На западе показывается какая-то большая черная толпа; она надвигается, словно ночь, на сумерки дороги.

Наконец-то! Кончилась проклятая смена, которая началась вчера в шесть часов вечера и продолжалась всю ночь. Последний солдат вышел из последней траншеи.

На этот раз пребывание в окопах было ужасно. Впереди была восемнадцатая рота. Она сильно пострадала: восемнадцать убитых и около пятидесяти раненых; за четыре дня из каждых трех солдат выбыло по одному, а ведь атаки не было – только бомбардировка.

Мы это знаем, и по мере того как приближается истерзанный батальон, мы шлепаем по грязи и, узнавая друг друга, наклоняемся и говорим:

– Восемнадцатая рота!.. Каково, а?

При этом каждый думает: «Если так будет продолжаться, что станется с нами со всеми? Что будет со мной?»


Семнадцатая, девятнадцатая и двадцатая роты подходят одна за другой и составляют ружья.

– Вот и восемнадцатая!

Она приходит позже всех: она была в первой линии, и ее сменили последней.

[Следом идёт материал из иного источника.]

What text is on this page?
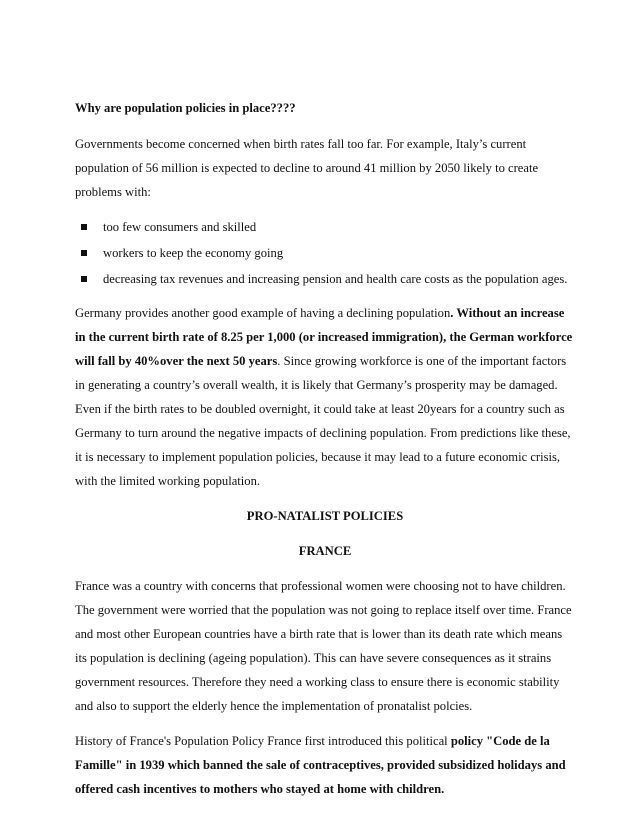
Why are population policies in place????

Governments become concerned when birth rates fall too far. For example, Italy’s current population of 56 million is expected to decline to around 41 million by 2050 likely to create problems with:

too few consumers and skilled
workers to keep the economy going
decreasing tax revenues and increasing pension and health care costs as the population ages.

Germany provides another good example of having a declining population. Without an increase in the current birth rate of 8.25 per 1,000 (or increased immigration), the German workforce will fall by 40%over the next 50 years. Since growing workforce is one of the important factors in generating a country’s overall wealth, it is likely that Germany’s prosperity may be damaged. Even if the birth rates to be doubled overnight, it could take at least 20years for a country such as Germany to turn around the negative impacts of declining population. From predictions like these, it is necessary to implement population policies, because it may lead to a future economic crisis, with the limited working population.

PRO-NATALIST POLICIES

FRANCE

France was a country with concerns that professional women were choosing not to have children. The government were worried that the population was not going to replace itself over time. France and most other European countries have a birth rate that is lower than its death rate which means its population is declining (ageing population). This can have severe consequences as it strains government resources. Therefore they need a working class to ensure there is economic stability and also to support the elderly hence the implementation of pronatalist polcies.

History of France's Population Policy France first introduced this political policy "Code de la Famille" in 1939 which banned the sale of contraceptives, provided subsidized holidays and offered cash incentives to mothers who stayed at home with children.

День чуть прояснился; показался белесый свет.

Впереди – капитан, ротный командир. Он с трудом идет по дороге, опираясь на палку: он был когда-то ранен на Марне; боль усиливается от ревматизма и еще от другого страдания. Он надел капюшон, опустил голову и как будто идет за гробом; видно, что он задумался и, действительно, идет за гробом.

Вот и рота.

Ее ряды расстроены. У нас сжимается сердце. В этом шествии батальона 18-я рота явно короче трех остальных.


Я выхожу на дорогу и иду навстречу солдатам восемнадцатой. Уцелевшие люди пожелтели от глины и пыли: они как будто окрашены в цвет хаки. Сукно затвердело от присохшей рыжей грязи; полы шинели, словно концы досок, хлопают по желтой коре, которая покрывает колени. Лица исхудалые, землистые; глаза расширились и лихорадочно блестят. От пыли и грязи стало еще больше морщин.

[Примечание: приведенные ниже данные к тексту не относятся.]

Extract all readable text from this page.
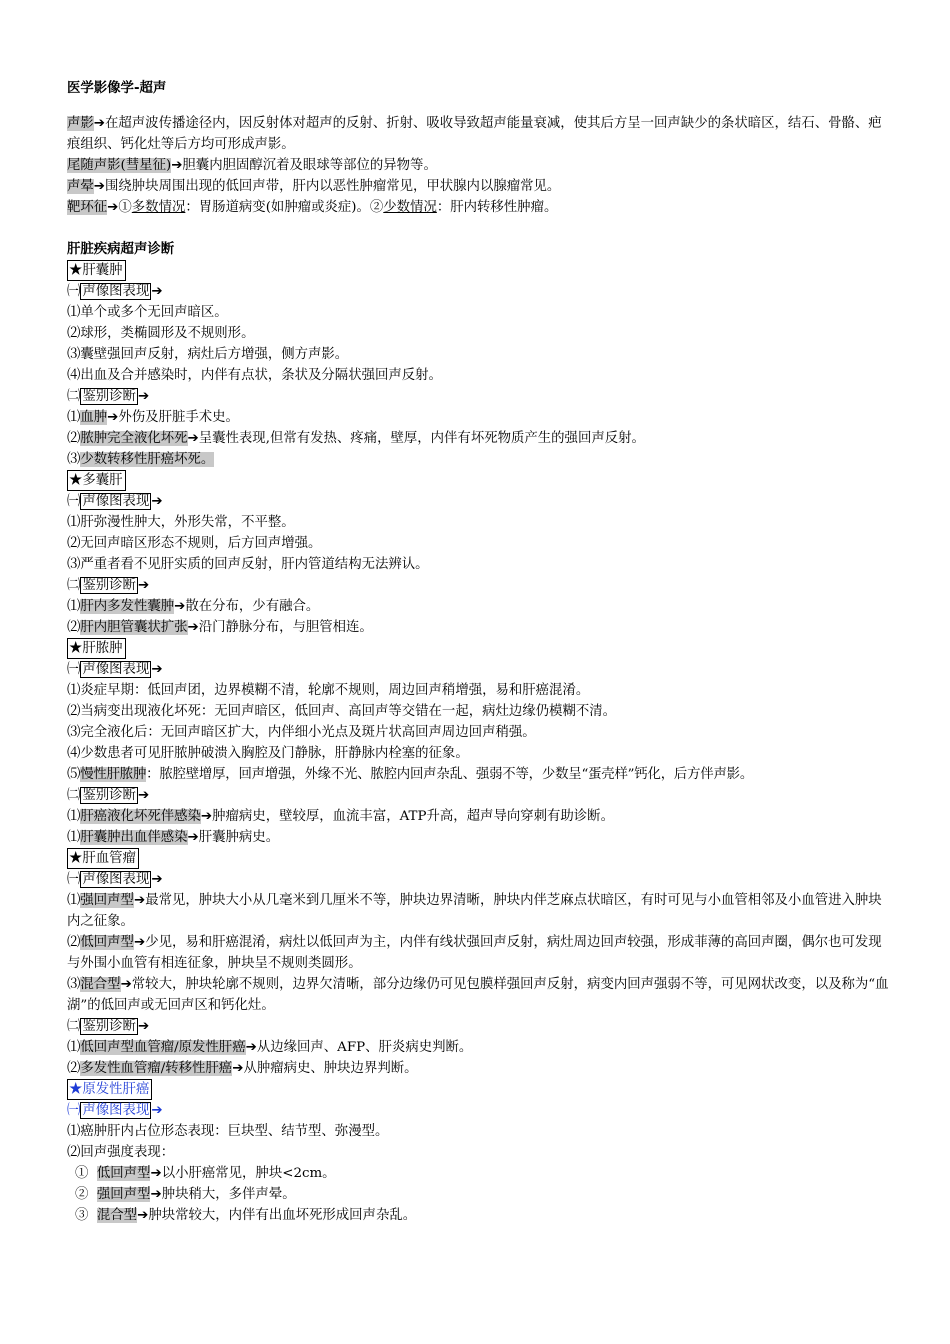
医学影像学-超声
声影➔在超声波传播途径内，因反射体对超声的反射、折射、吸收导致超声能量衰减，使其后方呈一回声缺少的条状暗区，结石、骨骼、疤痕组织、钙化灶等后方均可形成声影。
尾随声影(彗星征)➔胆囊内胆固醇沉着及眼球等部位的异物等。
声晕➔围绕肿块周围出现的低回声带，肝内以恶性肿瘤常见，甲状腺内以腺瘤常见。
靶环征➔①多数情况：胃肠道病变(如肿瘤或炎症)。②少数情况：肝内转移性肿瘤。
肝脏疾病超声诊断
★肝囊肿
㈠ 声像图表现 ➔
⑴单个或多个无回声暗区。
⑵球形，类椭圆形及不规则形。
⑶囊壁强回声反射，病灶后方增强，侧方声影。
⑷出血及合并感染时，内伴有点状，条状及分隔状强回声反射。
㈡ 鉴别诊断 ➔
⑴血肿➔外伤及肝脏手术史。
⑵脓肿完全液化坏死➔呈囊性表现,但常有发热、疼痛，壁厚，内伴有坏死物质产生的强回声反射。
⑶少数转移性肝癌坏死。
★多囊肝
㈠ 声像图表现 ➔
⑴肝弥漫性肿大，外形失常，不平整。
⑵无回声暗区形态不规则，后方回声增强。
⑶严重者看不见肝实质的回声反射，肝内管道结构无法辨认。
㈡ 鉴别诊断 ➔
⑴肝内多发性囊肿➔散在分布，少有融合。
⑵肝内胆管囊状扩张➔沿门静脉分布，与胆管相连。
★肝脓肿
㈠ 声像图表现 ➔
⑴炎症早期：低回声团，边界模糊不清，轮廓不规则，周边回声稍增强，易和肝癌混淆。
⑵当病变出现液化坏死：无回声暗区，低回声、高回声等交错在一起，病灶边缘仍模糊不清。
⑶完全液化后：无回声暗区扩大，内伴细小光点及斑片状高回声周边回声稍强。
⑷少数患者可见肝脓肿破溃入胸腔及门静脉，肝静脉内栓塞的征象。
⑸慢性肝脓肿：脓腔壁增厚，回声增强，外缘不光、脓腔内回声杂乱、强弱不等，少数呈“蛋壳样”钙化，后方伴声影。
㈡ 鉴别诊断 ➔
⑴肝癌液化坏死伴感染➔肿瘤病史，壁较厚，血流丰富，ATP升高，超声导向穿刺有助诊断。
⑴肝囊肿出血伴感染➔肝囊肿病史。
★肝血管瘤
㈠ 声像图表现 ➔
⑴强回声型➔最常见，肿块大小从几毫米到几厘米不等，肿块边界清晰，肿块内伴芝麻点状暗区，有时可见与小血管相邻及小血管进入肿块内之征象。
⑵低回声型➔少见，易和肝癌混淆，病灶以低回声为主，内伴有线状强回声反射，病灶周边回声较强，形成菲薄的高回声圈，偶尔也可发现与外围小血管有相连征象，肿块呈不规则类圆形。
⑶混合型➔常较大，肿块轮廓不规则，边界欠清晰，部分边缘仍可见包膜样强回声反射，病变内回声强弱不等，可见网状改变，以及称为“血湖”的低回声或无回声区和钙化灶。
㈡ 鉴别诊断 ➔
⑴低回声型血管瘤/原发性肝癌➔从边缘回声、AFP、肝炎病史判断。
⑵多发性血管瘤/转移性肝癌➔从肿瘤病史、肿块边界判断。
★原发性肝癌
㈠ 声像图表现 ➔
⑴癌肿肝内占位形态表现：巨块型、结节型、弥漫型。
⑵回声强度表现：
① 低回声型➔以小肝癌常见，肿块<2cm。
② 强回声型➔肿块稍大，多伴声晕。
③ 混合型➔肿块常较大，内伴有出血坏死形成回声杂乱。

Среди этих солдат, возвращающихся «оттуда», поднявшихся с ужасного дна, стоит оглушительный шум. Они говорят все сразу, наперебой, очень громко, размахивают руками, смеются и поют.

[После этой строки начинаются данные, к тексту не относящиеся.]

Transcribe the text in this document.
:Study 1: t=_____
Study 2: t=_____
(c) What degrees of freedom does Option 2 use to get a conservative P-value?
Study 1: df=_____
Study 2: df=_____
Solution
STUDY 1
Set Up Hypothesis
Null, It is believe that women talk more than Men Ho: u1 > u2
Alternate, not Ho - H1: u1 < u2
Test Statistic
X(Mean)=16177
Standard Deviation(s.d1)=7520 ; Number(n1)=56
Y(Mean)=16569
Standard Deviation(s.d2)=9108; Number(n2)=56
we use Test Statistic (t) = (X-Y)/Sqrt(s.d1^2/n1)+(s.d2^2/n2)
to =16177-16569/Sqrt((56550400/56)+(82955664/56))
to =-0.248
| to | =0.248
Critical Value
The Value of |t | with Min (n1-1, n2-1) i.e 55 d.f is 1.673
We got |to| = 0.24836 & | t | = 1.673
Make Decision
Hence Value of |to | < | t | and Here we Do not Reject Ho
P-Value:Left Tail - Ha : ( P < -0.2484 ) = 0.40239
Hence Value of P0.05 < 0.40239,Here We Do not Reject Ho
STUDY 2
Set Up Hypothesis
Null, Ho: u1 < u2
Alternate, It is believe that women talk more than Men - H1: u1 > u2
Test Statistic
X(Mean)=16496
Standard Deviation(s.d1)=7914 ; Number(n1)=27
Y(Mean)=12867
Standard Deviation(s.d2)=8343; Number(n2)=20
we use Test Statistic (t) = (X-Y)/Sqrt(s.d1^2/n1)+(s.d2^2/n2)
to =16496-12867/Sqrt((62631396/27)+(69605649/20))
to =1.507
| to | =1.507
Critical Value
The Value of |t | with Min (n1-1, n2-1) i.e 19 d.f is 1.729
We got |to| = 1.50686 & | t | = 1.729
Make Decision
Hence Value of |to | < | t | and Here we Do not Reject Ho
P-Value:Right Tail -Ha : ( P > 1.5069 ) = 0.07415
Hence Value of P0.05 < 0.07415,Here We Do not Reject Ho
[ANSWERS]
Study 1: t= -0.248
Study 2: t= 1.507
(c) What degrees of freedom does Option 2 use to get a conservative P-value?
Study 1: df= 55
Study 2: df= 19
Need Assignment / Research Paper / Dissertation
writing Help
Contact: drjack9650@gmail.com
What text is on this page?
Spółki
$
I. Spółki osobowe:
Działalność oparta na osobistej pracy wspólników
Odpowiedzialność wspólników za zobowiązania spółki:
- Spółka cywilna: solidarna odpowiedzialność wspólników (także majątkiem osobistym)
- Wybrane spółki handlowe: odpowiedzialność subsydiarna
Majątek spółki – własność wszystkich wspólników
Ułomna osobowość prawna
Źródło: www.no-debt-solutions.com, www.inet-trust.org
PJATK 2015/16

Можно подумать, что на дорогу высыпала праздничная толпа.


Вот второй взвод; во главе идет долговязый лейтенант, затянутый в шинель, похожую на свернутый зонтик. Я следую за солдатами, пускаю в ход локти и проталкиваюсь к отделению Маршаля; эта часть пострадала больше всех; из одиннадцати товарищей, не разлучавшихся целых полтора года, уцелело только три человека, включая капрала Маршаля.

Капрал меня увидел. Он радостно вскрикивает и улыбается во весь рот; он ослабляет свой ружейный ремень и протягивает мне обе руки.

– Эй, друг, как живешь? Как дела?

Я отвожу взгляд и почти шепотом спрашиваю:

– Бедняга, значит, круто пришлось?

Он сразу мрачнеет.

– Да, старина, на этот раз было страшное дело… Барбье убит.

– Да, мне говорили… Барбье!..

– В субботу, в одиннадцать часов вечера. Верхнюю часть спины у него отхватило снарядом, словно бритвой отрезало, – говорит Маршаль. – Бессу осколком пробило живот и желудок. Бартелеми и Бобез ранены в голову и шею. Всю ночь пришлось бегать по траншее, чтоб укрыться от ураганного огня. Малыш Годфруа – ты его знаешь? – ему выдрало внутренности, вся кровь вытекла сразу, как из опрокинутой лохани: он был такой маленький, а сколько крови в нем было, прямо диву даешься: в траншее хлынул целый ручей, по крайней мере в пятьдесят метров! Куньяру осколками искрошило ноги. Когда его подняли, он еще дышал. Это было на сторожевом посту. Я был вместе с ними. Но когда упал этот снаряд, меня там не было: я пошел в окопы спросить, который час. Я оставил на посту ружье, а когда вернулся, смотрю: его согнуло пополам, ствол скрутило, как штопор, а часть приклада превратилась в опилки. Так пахло свежей кровью, что меня затошнило.